Para acceder un poco a la Sontag “real”, nada mejor que Siempre Susan (2013), el libro de la novelista y ensayista Sigrid Nunez, pareja sentimental de David Rieff –hijo de la escritora–, quien convivió varios años junto a este en el 340 de la Riverside Drive, aquel apartamento del que se “comentaba cualquier cosa”.

Y digo nada mejor, porque este libro, a diferencia de los propios textos de Rieff sobre su madre, carece de todo intelectualismo, de toda pulsión retórica, de toda obsesión con el aura o grandeza de la norteamericana. Más que un ensayo o constructo, Siempre Susan es una especie de cámara contracultural. Filma sencillamente lo que sucede alrededor de los “monstruos” Sontag y así lo muestra: sin afeites, sin adornos, con agradecimiento casi.

Gracias a esta estancia, la Nunez –estudiante de veinticinco años cuando comenzó a trabajar como secretaria de la reconocida escritora– compartió horas de conversación y comida con Joseph Brodsky, el gran poeta y premio Nobel ruso, quien, recuerda, era una de las personas más directas y alegres que circulaba por aquel New York de la era Reagan…; con María Irene Fornés, la conocida dramaturga cubana y amante de la Sontag en los años sesenta, justo cuando su teoría sobre lo camp se convertía en moda y sus textos sobre cine (Resnais, Godard, Bresson…) enseñaban a entender la imagen-tiempo de otra manera.
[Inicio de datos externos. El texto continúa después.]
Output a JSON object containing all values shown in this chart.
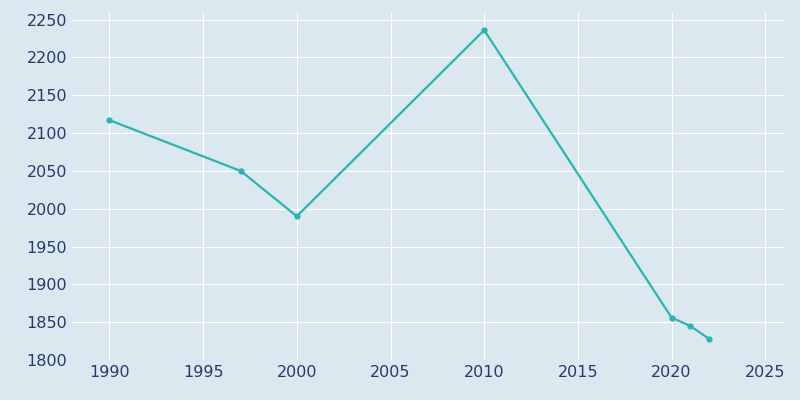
{
  "years": [
    1990,
    1997,
    2000,
    2010,
    2020,
    2021,
    2022
  ],
  "population": [
    2117,
    2050,
    1990,
    2236,
    1856,
    1845,
    1828
  ],
  "line_color": "#2ab5b0",
  "marker_color": "#2ab5b0",
  "bg_color": "#dce8f0",
  "plot_bg_color": "#dce8f0",
  "grid_color": "#ffffff",
  "text_color": "#253a6e",
  "xlim": [
    1988,
    2026
  ],
  "ylim": [
    1800,
    2260
  ],
  "xticks": [
    1990,
    1995,
    2000,
    2005,
    2010,
    2015,
    2020,
    2025
  ],
  "yticks": [
    1800,
    1850,
    1900,
    1950,
    2000,
    2050,
    2100,
    2150,
    2200,
    2250
  ],
  "linewidth": 1.6,
  "markersize": 3.5,
  "tick_fontsize": 11.5
}
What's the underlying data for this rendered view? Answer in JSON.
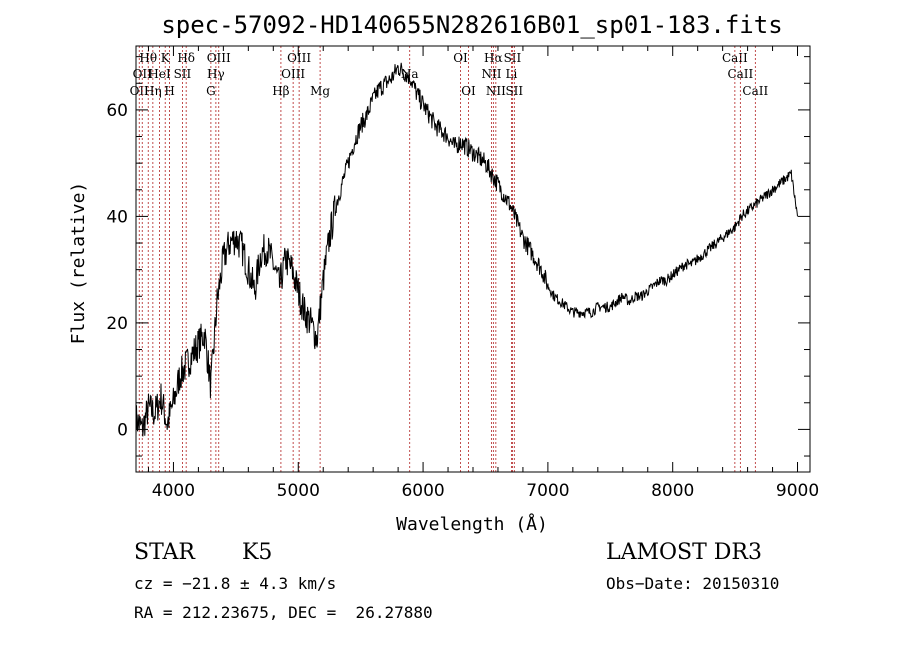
{
  "chart_data": {
    "type": "line",
    "title": "spec-57092-HD140655N282616B01_sp01-183.fits",
    "xlabel": "Wavelength (Å)",
    "ylabel": "Flux (relative)",
    "xlim": [
      3700,
      9100
    ],
    "ylim": [
      -8,
      72
    ],
    "xticks": [
      4000,
      5000,
      6000,
      7000,
      8000,
      9000
    ],
    "yticks": [
      0,
      20,
      40,
      60
    ],
    "grid": false,
    "series": [
      {
        "x": [
          3700,
          3750,
          3800,
          3850,
          3900,
          3950,
          4000,
          4050,
          4100,
          4150,
          4200,
          4250,
          4300,
          4350,
          4400,
          4450,
          4500,
          4550,
          4600,
          4650,
          4700,
          4750,
          4800,
          4850,
          4900,
          4950,
          5000,
          5050,
          5100,
          5150,
          5200,
          5250,
          5300,
          5350,
          5400,
          5450,
          5500,
          5550,
          5600,
          5650,
          5700,
          5750,
          5800,
          5850,
          5900,
          5950,
          6000,
          6050,
          6100,
          6150,
          6200,
          6250,
          6300,
          6350,
          6400,
          6450,
          6500,
          6550,
          6600,
          6650,
          6700,
          6750,
          6800,
          6850,
          6900,
          6950,
          7000,
          7050,
          7100,
          7150,
          7200,
          7250,
          7300,
          7350,
          7400,
          7450,
          7500,
          7550,
          7600,
          7650,
          7700,
          7750,
          7800,
          7850,
          7900,
          7950,
          8000,
          8050,
          8100,
          8150,
          8200,
          8250,
          8300,
          8350,
          8400,
          8450,
          8500,
          8550,
          8600,
          8650,
          8700,
          8750,
          8800,
          8850,
          8900,
          8950,
          9000
        ],
        "y": [
          2,
          0,
          4,
          3,
          6,
          1,
          5,
          10,
          12,
          14,
          16,
          18,
          8,
          24,
          32,
          35,
          36,
          34,
          30,
          26,
          33,
          34,
          31,
          27,
          32,
          30,
          26,
          22,
          20,
          17,
          28,
          36,
          42,
          46,
          50,
          54,
          57,
          59,
          62,
          64,
          65,
          66,
          68,
          67,
          66,
          63,
          61,
          59,
          57,
          56,
          55,
          53,
          54,
          53,
          52,
          51,
          50,
          48,
          46,
          44,
          42,
          39,
          36,
          34,
          32,
          30,
          27,
          25,
          24,
          23,
          22,
          22,
          22,
          22,
          23,
          23,
          23,
          24,
          25,
          24,
          25,
          25,
          26,
          27,
          28,
          28,
          29,
          30,
          31,
          31,
          32,
          33,
          34,
          35,
          36,
          37,
          38,
          40,
          41,
          42,
          43,
          44,
          45,
          46,
          47,
          48,
          40
        ]
      }
    ],
    "line_markers": [
      {
        "wl": 3726,
        "row": 2,
        "label": "OII"
      },
      {
        "wl": 3750,
        "row": 1,
        "label": "OII"
      },
      {
        "wl": 3798,
        "row": 0,
        "label": "Hθ"
      },
      {
        "wl": 3835,
        "row": 2,
        "label": "Hη"
      },
      {
        "wl": 3889,
        "row": 1,
        "label": "HeI"
      },
      {
        "wl": 3934,
        "row": 0,
        "label": "K"
      },
      {
        "wl": 3969,
        "row": 2,
        "label": "H"
      },
      {
        "wl": 4072,
        "row": 1,
        "label": "SII"
      },
      {
        "wl": 4102,
        "row": 0,
        "label": "Hδ"
      },
      {
        "wl": 4300,
        "row": 2,
        "label": "G"
      },
      {
        "wl": 4340,
        "row": 1,
        "label": "Hγ"
      },
      {
        "wl": 4363,
        "row": 0,
        "label": "OIII"
      },
      {
        "wl": 4861,
        "row": 2,
        "label": "Hβ"
      },
      {
        "wl": 4959,
        "row": 1,
        "label": "OIII"
      },
      {
        "wl": 5007,
        "row": 0,
        "label": "OIII"
      },
      {
        "wl": 5175,
        "row": 2,
        "label": "Mg"
      },
      {
        "wl": 5893,
        "row": 1,
        "label": "Na"
      },
      {
        "wl": 6300,
        "row": 0,
        "label": "OI"
      },
      {
        "wl": 6364,
        "row": 2,
        "label": "OI"
      },
      {
        "wl": 6548,
        "row": 1,
        "label": "NII"
      },
      {
        "wl": 6563,
        "row": 0,
        "label": "Hα"
      },
      {
        "wl": 6583,
        "row": 2,
        "label": "NII"
      },
      {
        "wl": 6708,
        "row": 1,
        "label": "Li"
      },
      {
        "wl": 6716,
        "row": 0,
        "label": "SII"
      },
      {
        "wl": 6731,
        "row": 2,
        "label": "SII"
      },
      {
        "wl": 8498,
        "row": 0,
        "label": "CaII"
      },
      {
        "wl": 8542,
        "row": 1,
        "label": "CaII"
      },
      {
        "wl": 8662,
        "row": 2,
        "label": "CaII"
      }
    ]
  },
  "info": {
    "class": "STAR",
    "subclass": "K5",
    "survey": "LAMOST DR3",
    "cz": "cz = −21.8 ± 4.3 km/s",
    "obs_date": "Obs−Date: 20150310",
    "radec": "RA = 212.23675, DEC =  26.27880"
  }
}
Asistió a representaciones teatrales “que en otra circunstancias hubiera ignorado”; leyó y discutió muchísimo sobre libros, escritores, política (la Sontag se consideraba en posesión de una “cabeza europea”). Escuchó confidencias de primera mano (y de segunda y de tercera…, ya que en casa de su nueva familia nadie callaba nada) y, por supuesto, también se vio abocada a esa envidia que rodeaba al apartamento de Riverside Drive.
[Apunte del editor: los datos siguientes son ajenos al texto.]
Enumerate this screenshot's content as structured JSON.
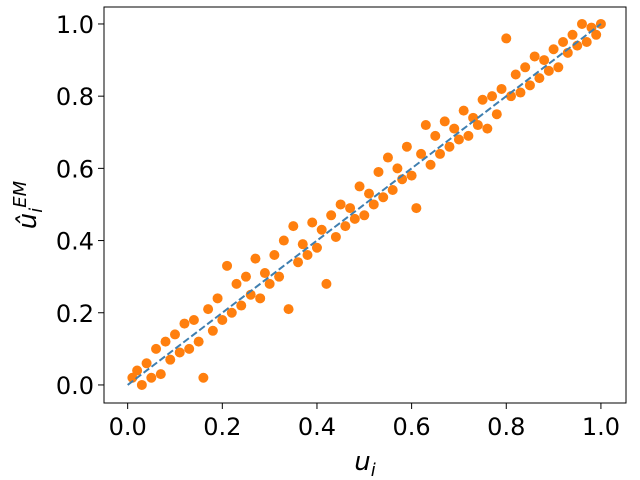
{
  "chart_data": {
    "type": "scatter",
    "xlabel": {
      "base": "u",
      "sub": "i"
    },
    "ylabel": {
      "base": "û",
      "sub": "i",
      "sup": "EM"
    },
    "xlim": [
      -0.05,
      1.053
    ],
    "ylim": [
      -0.05,
      1.047
    ],
    "xticks": [
      {
        "value": 0,
        "label": "0.0"
      },
      0.2,
      0.4,
      0.6,
      0.8,
      {
        "value": 1,
        "label": "1.0"
      }
    ],
    "yticks": [
      {
        "value": 0,
        "label": "0.0"
      },
      0.2,
      0.4,
      0.6,
      0.8,
      {
        "value": 1,
        "label": "1.0"
      }
    ],
    "series": [
      {
        "color": "#ff7f0e",
        "x": [
          0.01,
          0.02,
          0.03,
          0.04,
          0.05,
          0.06,
          0.07,
          0.08,
          0.09,
          0.1,
          0.11,
          0.12,
          0.13,
          0.14,
          0.15,
          0.16,
          0.17,
          0.18,
          0.19,
          0.2,
          0.21,
          0.22,
          0.23,
          0.24,
          0.25,
          0.26,
          0.27,
          0.28,
          0.29,
          0.3,
          0.31,
          0.32,
          0.33,
          0.34,
          0.35,
          0.36,
          0.37,
          0.38,
          0.39,
          0.4,
          0.41,
          0.42,
          0.43,
          0.44,
          0.45,
          0.46,
          0.47,
          0.48,
          0.49,
          0.5,
          0.51,
          0.52,
          0.53,
          0.54,
          0.55,
          0.56,
          0.57,
          0.58,
          0.59,
          0.6,
          0.61,
          0.62,
          0.63,
          0.64,
          0.65,
          0.66,
          0.67,
          0.68,
          0.69,
          0.7,
          0.71,
          0.72,
          0.73,
          0.74,
          0.75,
          0.76,
          0.77,
          0.78,
          0.79,
          0.8,
          0.81,
          0.82,
          0.83,
          0.84,
          0.85,
          0.86,
          0.87,
          0.88,
          0.89,
          0.9,
          0.91,
          0.92,
          0.93,
          0.94,
          0.95,
          0.96,
          0.97,
          0.98,
          0.99,
          1.0
        ],
        "values": [
          0.02,
          0.04,
          0.0,
          0.06,
          0.02,
          0.1,
          0.03,
          0.12,
          0.07,
          0.14,
          0.09,
          0.17,
          0.1,
          0.18,
          0.12,
          0.02,
          0.21,
          0.15,
          0.24,
          0.18,
          0.33,
          0.2,
          0.28,
          0.22,
          0.3,
          0.25,
          0.35,
          0.24,
          0.31,
          0.28,
          0.36,
          0.3,
          0.4,
          0.21,
          0.44,
          0.34,
          0.39,
          0.36,
          0.45,
          0.38,
          0.43,
          0.28,
          0.47,
          0.41,
          0.5,
          0.44,
          0.49,
          0.46,
          0.55,
          0.47,
          0.53,
          0.5,
          0.59,
          0.52,
          0.63,
          0.54,
          0.6,
          0.57,
          0.66,
          0.58,
          0.49,
          0.64,
          0.72,
          0.61,
          0.69,
          0.64,
          0.73,
          0.66,
          0.71,
          0.68,
          0.76,
          0.69,
          0.74,
          0.72,
          0.79,
          0.71,
          0.8,
          0.75,
          0.82,
          0.96,
          0.8,
          0.86,
          0.81,
          0.88,
          0.83,
          0.91,
          0.85,
          0.9,
          0.87,
          0.93,
          0.88,
          0.95,
          0.92,
          0.97,
          0.94,
          1.0,
          0.95,
          0.99,
          0.97,
          1.0
        ]
      },
      {
        "color": "#3f7fb0",
        "style": "dashed",
        "x": [
          0,
          1
        ],
        "values": [
          0,
          1
        ]
      }
    ]
  }
}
Envidia que hacía que el mundillo intelectual comentara las cosas más enloquecidas sobre el flujo de relaciones que se establecían “allí dentro” (la cópula entre Susan Sontag y su hijo era lo más inocente que se cuchicheaba) o intentara burlarse, cada vez que pudiera, de la manera arrogante que tenía esta última de concebir el mundo. Sin embargo, ¿era esa envidia, esa mezquindad tan intelectual de los intelectuales chiquiticos, de alguna manera justificada? ¿Desacoplaba demasiado Susan Sontag ante una New York que vista desde lejos figura como el centro contracanónico del mundo pero que no deja de ser, de una manera u otra, también provinciana, encogida, chismosa, cínica, según quién y cómo se mire?
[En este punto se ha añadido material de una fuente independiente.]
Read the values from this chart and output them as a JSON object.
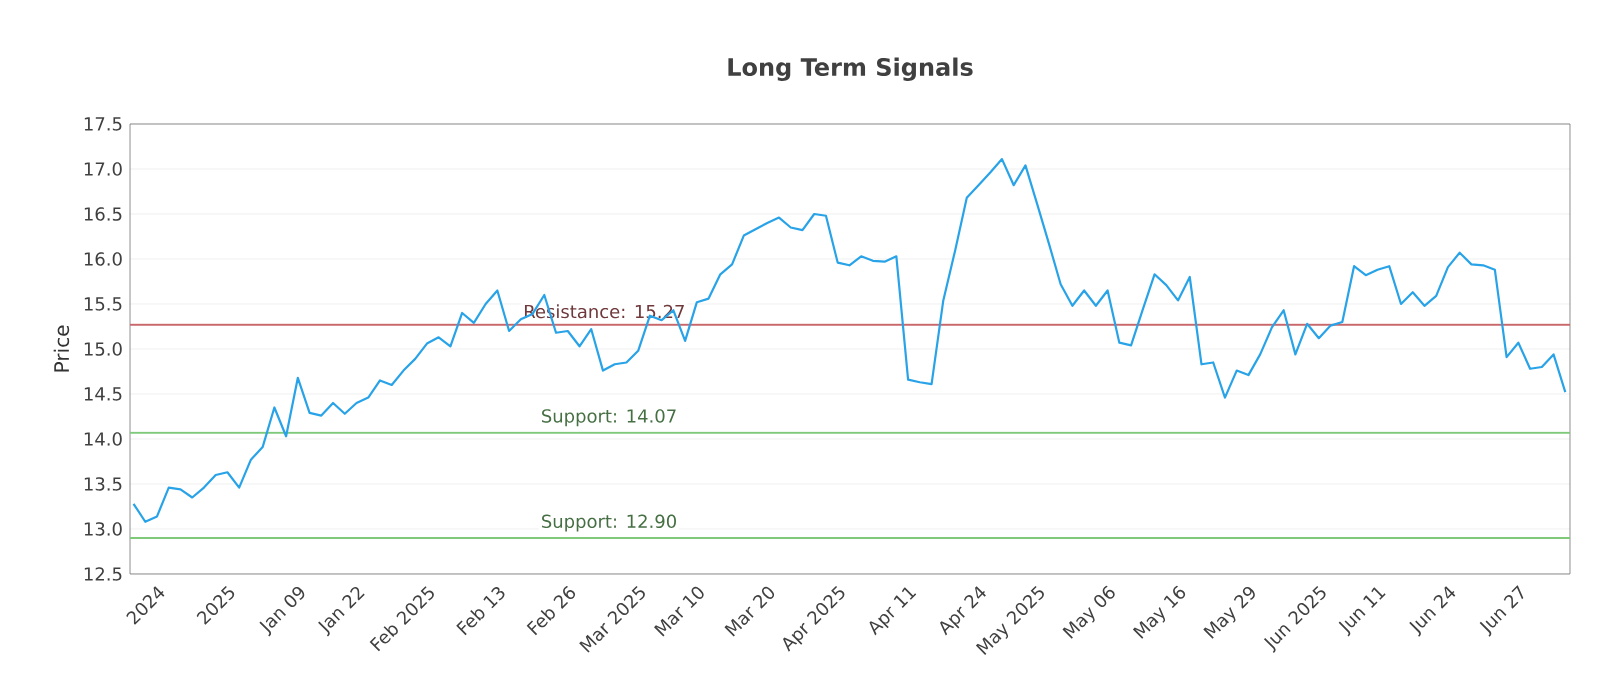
{
  "chart_data": {
    "type": "line",
    "title": "Long Term Signals",
    "ylabel": "Price",
    "categories": [
      null,
      null,
      "2024",
      null,
      null,
      null,
      null,
      null,
      "2025",
      null,
      null,
      null,
      null,
      null,
      "Jan 09",
      null,
      null,
      null,
      null,
      "Jan 22",
      null,
      null,
      null,
      null,
      null,
      "Feb 2025",
      null,
      null,
      null,
      null,
      null,
      "Feb 13",
      null,
      null,
      null,
      null,
      null,
      "Feb 26",
      null,
      null,
      null,
      null,
      null,
      "Mar 2025",
      null,
      null,
      null,
      null,
      "Mar 10",
      null,
      null,
      null,
      null,
      null,
      "Mar 20",
      null,
      null,
      null,
      null,
      null,
      "Apr 2025",
      null,
      null,
      null,
      null,
      null,
      "Apr 11",
      null,
      null,
      null,
      null,
      null,
      "Apr 24",
      null,
      null,
      null,
      null,
      "May 2025",
      null,
      null,
      null,
      null,
      null,
      "May 06",
      null,
      null,
      null,
      null,
      null,
      "May 16",
      null,
      null,
      null,
      null,
      null,
      "May 29",
      null,
      null,
      null,
      null,
      null,
      "Jun 2025",
      null,
      null,
      null,
      null,
      "Jun 11",
      null,
      null,
      null,
      null,
      null,
      "Jun 24",
      null,
      null,
      null,
      null,
      null,
      "Jun 27",
      null,
      null,
      null,
      null
    ],
    "series": [
      {
        "color": "#29a3e8",
        "values": [
          13.28,
          13.08,
          13.14,
          13.46,
          13.44,
          13.35,
          13.46,
          13.6,
          13.63,
          13.46,
          13.77,
          13.91,
          14.35,
          14.03,
          14.68,
          14.29,
          14.26,
          14.4,
          14.28,
          14.4,
          14.46,
          14.65,
          14.6,
          14.76,
          14.89,
          15.06,
          15.13,
          15.03,
          15.4,
          15.29,
          15.5,
          15.65,
          15.2,
          15.33,
          15.39,
          15.6,
          15.18,
          15.2,
          15.03,
          15.22,
          14.76,
          14.83,
          14.85,
          14.98,
          15.37,
          15.32,
          15.43,
          15.09,
          15.52,
          15.56,
          15.83,
          15.94,
          16.26,
          16.33,
          16.4,
          16.46,
          16.35,
          16.32,
          16.5,
          16.48,
          15.96,
          15.93,
          16.03,
          15.98,
          15.97,
          16.03,
          14.66,
          14.63,
          14.61,
          15.54,
          16.09,
          16.68,
          16.82,
          16.96,
          17.11,
          16.82,
          17.04,
          16.61,
          16.17,
          15.72,
          15.48,
          15.65,
          15.48,
          15.65,
          15.07,
          15.04,
          15.44,
          15.83,
          15.71,
          15.54,
          15.8,
          14.83,
          14.85,
          14.46,
          14.76,
          14.71,
          14.94,
          15.24,
          15.43,
          14.94,
          15.28,
          15.12,
          15.26,
          15.3,
          15.92,
          15.82,
          15.88,
          15.92,
          15.5,
          15.63,
          15.48,
          15.59,
          15.91,
          16.07,
          15.94,
          15.93,
          15.88,
          14.91,
          15.07,
          14.78,
          14.8,
          14.94,
          14.52
        ]
      }
    ],
    "ylim": [
      12.5,
      17.5
    ],
    "yticks": [
      12.5,
      {
        "value": 13,
        "label": "13.0"
      },
      13.5,
      {
        "value": 14,
        "label": "14.0"
      },
      14.5,
      {
        "value": 15,
        "label": "15.0"
      },
      15.5,
      {
        "value": 16,
        "label": "16.0"
      },
      16.5,
      {
        "value": 17,
        "label": "17.0"
      },
      17.5
    ],
    "grid": "y",
    "marker": "none",
    "line_style": "solid",
    "ref_lines": [
      {
        "axis": "y",
        "value": 15.27,
        "label": "Resistance: 15.27",
        "color": "#c9676b"
      },
      {
        "axis": "y",
        "value": 14.07,
        "label": "Support: 14.07",
        "color": "#7fc97a"
      },
      {
        "axis": "y",
        "value": 12.9,
        "label": "Support: 12.90",
        "color": "#7fc97a"
      }
    ]
  }
}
A pesar de que Sigrid Nunez dice no comprender el porqué de las críticas a su mentora, lo cierto es que traza el retrato de una mujer caprichosa, snob –demasiado quizá–, cultísima, risueña y déspota a la vez. Una “quejica crónica”, haciendo alusión a esa manía de la ensayista a reclamar compañía constantemente.

“No podía soportar tomarse el café matutino o leer el periódico a solas. De hecho, recién salida de la cama parecía especialmente necesitada de escucha. Hablaba sin cesar sobre lo primero que le venía a la cabeza, y por alguna razón, a esa hora siempre estaba consumida por la indignación. Algo acerca de su vida la molestaba, o quizá le enfureciera algo que vio en la primera página del Times. En estos momentos me recordaba notablemente a mi madre alemana…”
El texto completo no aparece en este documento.